As an Irishman, the hurling is where it's at for me. Real amateur sportsmen doing amazing things without the utterly rigged circus we are all obliged to pretend doesn't exist in football. Looking at Messi crying last week, I can only surmise that football has jumped the shark. The money paid to these players now is beyond obscene. Not that Messi, a megastar, is overpaid (even if he is) - more that mediocrities in our squad can clear 50k a week simply for turning up for training.
The competition is gone in most leagues and tournaments, so enjoy the football for the talent and restrict your enagagement to those that offer real jeopeardy - the international tournaments, the CL last 8, and our matches against Southampton, Norwich, and Newcastle.
Well the other option is the PL realizing that they are the Super League but only if they want to be and making it possible for a little bit more competitive setup. Because as far as revenue goes it's the PL and everyone else.
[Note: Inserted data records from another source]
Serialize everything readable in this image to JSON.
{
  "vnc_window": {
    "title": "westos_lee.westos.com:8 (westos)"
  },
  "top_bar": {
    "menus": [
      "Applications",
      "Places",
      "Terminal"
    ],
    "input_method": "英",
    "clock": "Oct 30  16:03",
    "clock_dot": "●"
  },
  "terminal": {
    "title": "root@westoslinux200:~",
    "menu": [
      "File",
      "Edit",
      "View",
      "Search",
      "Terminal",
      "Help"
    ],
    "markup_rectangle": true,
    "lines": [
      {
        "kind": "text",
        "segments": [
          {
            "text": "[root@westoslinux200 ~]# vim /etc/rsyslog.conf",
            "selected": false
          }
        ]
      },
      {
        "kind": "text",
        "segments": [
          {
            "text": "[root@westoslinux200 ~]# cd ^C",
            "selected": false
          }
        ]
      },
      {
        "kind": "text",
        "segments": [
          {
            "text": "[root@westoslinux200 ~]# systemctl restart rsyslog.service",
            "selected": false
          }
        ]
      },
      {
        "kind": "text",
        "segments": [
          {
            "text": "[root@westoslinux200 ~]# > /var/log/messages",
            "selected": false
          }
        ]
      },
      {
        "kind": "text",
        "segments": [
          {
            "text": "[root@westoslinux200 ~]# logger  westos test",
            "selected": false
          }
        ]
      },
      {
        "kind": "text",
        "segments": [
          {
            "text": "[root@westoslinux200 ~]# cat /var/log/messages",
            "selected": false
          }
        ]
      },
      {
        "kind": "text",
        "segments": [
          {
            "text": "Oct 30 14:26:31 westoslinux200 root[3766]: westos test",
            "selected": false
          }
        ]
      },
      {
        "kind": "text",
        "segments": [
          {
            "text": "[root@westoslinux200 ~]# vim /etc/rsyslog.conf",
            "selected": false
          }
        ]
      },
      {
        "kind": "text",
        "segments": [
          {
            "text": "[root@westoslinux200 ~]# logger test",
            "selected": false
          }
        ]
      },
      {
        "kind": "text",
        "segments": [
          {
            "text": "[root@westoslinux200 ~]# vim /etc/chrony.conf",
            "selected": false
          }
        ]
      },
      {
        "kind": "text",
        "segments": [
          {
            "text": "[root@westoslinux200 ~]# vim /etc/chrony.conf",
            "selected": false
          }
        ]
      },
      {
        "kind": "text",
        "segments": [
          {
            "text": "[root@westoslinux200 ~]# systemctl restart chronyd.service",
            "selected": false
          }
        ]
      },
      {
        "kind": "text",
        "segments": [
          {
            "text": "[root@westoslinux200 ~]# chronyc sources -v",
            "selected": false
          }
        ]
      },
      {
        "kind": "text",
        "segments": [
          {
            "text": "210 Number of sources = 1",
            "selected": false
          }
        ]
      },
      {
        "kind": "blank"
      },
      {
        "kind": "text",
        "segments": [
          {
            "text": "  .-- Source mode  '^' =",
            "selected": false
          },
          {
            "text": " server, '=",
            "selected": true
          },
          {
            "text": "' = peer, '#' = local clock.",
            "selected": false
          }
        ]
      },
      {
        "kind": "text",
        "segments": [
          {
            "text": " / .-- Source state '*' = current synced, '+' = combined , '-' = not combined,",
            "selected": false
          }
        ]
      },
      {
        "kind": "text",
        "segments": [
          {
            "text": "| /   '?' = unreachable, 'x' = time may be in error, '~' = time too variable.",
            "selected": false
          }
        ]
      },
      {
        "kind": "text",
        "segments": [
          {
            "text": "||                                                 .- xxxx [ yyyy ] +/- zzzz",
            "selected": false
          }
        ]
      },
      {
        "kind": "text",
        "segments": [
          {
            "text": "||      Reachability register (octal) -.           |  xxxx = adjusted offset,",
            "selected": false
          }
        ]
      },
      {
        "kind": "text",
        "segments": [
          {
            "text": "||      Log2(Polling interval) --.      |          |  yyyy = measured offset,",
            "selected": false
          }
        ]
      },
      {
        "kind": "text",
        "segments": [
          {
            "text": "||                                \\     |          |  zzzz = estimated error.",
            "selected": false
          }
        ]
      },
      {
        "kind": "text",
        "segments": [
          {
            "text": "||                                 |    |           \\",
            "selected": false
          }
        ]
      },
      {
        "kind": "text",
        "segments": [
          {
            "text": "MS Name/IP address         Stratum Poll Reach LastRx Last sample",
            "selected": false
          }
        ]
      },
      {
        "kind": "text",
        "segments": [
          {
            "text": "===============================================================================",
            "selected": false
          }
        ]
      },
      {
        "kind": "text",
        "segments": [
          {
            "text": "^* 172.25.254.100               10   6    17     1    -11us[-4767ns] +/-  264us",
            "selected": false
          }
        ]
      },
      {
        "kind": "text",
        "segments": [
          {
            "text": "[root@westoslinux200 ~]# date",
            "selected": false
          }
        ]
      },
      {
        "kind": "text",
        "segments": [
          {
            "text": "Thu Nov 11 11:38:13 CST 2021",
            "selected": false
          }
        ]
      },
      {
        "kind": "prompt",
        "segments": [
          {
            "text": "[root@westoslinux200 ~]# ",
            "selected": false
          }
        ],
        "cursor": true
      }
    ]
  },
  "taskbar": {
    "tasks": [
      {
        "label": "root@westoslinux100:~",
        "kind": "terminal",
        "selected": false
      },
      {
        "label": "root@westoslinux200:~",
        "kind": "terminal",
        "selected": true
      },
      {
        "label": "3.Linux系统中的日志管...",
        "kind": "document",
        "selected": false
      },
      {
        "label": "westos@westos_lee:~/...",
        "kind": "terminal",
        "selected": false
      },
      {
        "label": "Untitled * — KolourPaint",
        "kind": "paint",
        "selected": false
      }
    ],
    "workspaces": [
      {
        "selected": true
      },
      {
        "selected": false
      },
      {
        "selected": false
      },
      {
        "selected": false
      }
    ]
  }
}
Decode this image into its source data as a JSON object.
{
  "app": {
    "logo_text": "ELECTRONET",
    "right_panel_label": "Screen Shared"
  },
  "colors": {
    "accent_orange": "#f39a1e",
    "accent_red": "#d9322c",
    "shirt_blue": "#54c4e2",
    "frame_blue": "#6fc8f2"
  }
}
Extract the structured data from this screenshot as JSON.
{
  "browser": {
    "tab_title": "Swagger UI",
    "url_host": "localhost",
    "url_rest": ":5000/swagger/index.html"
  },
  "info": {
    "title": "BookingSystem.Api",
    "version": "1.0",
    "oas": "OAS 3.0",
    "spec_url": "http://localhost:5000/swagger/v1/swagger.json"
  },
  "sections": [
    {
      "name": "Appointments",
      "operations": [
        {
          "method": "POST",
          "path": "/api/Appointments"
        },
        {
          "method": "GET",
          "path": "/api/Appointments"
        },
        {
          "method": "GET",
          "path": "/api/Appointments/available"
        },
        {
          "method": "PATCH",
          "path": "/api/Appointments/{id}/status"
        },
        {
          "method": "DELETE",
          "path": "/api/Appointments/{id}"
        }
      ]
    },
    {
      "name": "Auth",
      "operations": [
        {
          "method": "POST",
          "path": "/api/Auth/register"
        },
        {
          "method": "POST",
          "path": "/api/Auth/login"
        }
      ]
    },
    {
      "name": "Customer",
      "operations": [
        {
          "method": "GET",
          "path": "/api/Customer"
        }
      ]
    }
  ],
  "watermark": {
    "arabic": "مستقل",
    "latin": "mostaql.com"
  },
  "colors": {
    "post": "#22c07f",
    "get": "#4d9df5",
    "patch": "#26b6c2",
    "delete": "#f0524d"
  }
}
Which is why the ESL plans had six PL clubs and only three from Spain and Italy. They know where the eyes are.Its why for me the ESL has to happen - the elite clubs are too big and powerful to concede control and influence now.
Even if all the top players left and wages/TV revenue etc across the board massively reduced football would be better off in the long run not just in England but across Europes top leagues.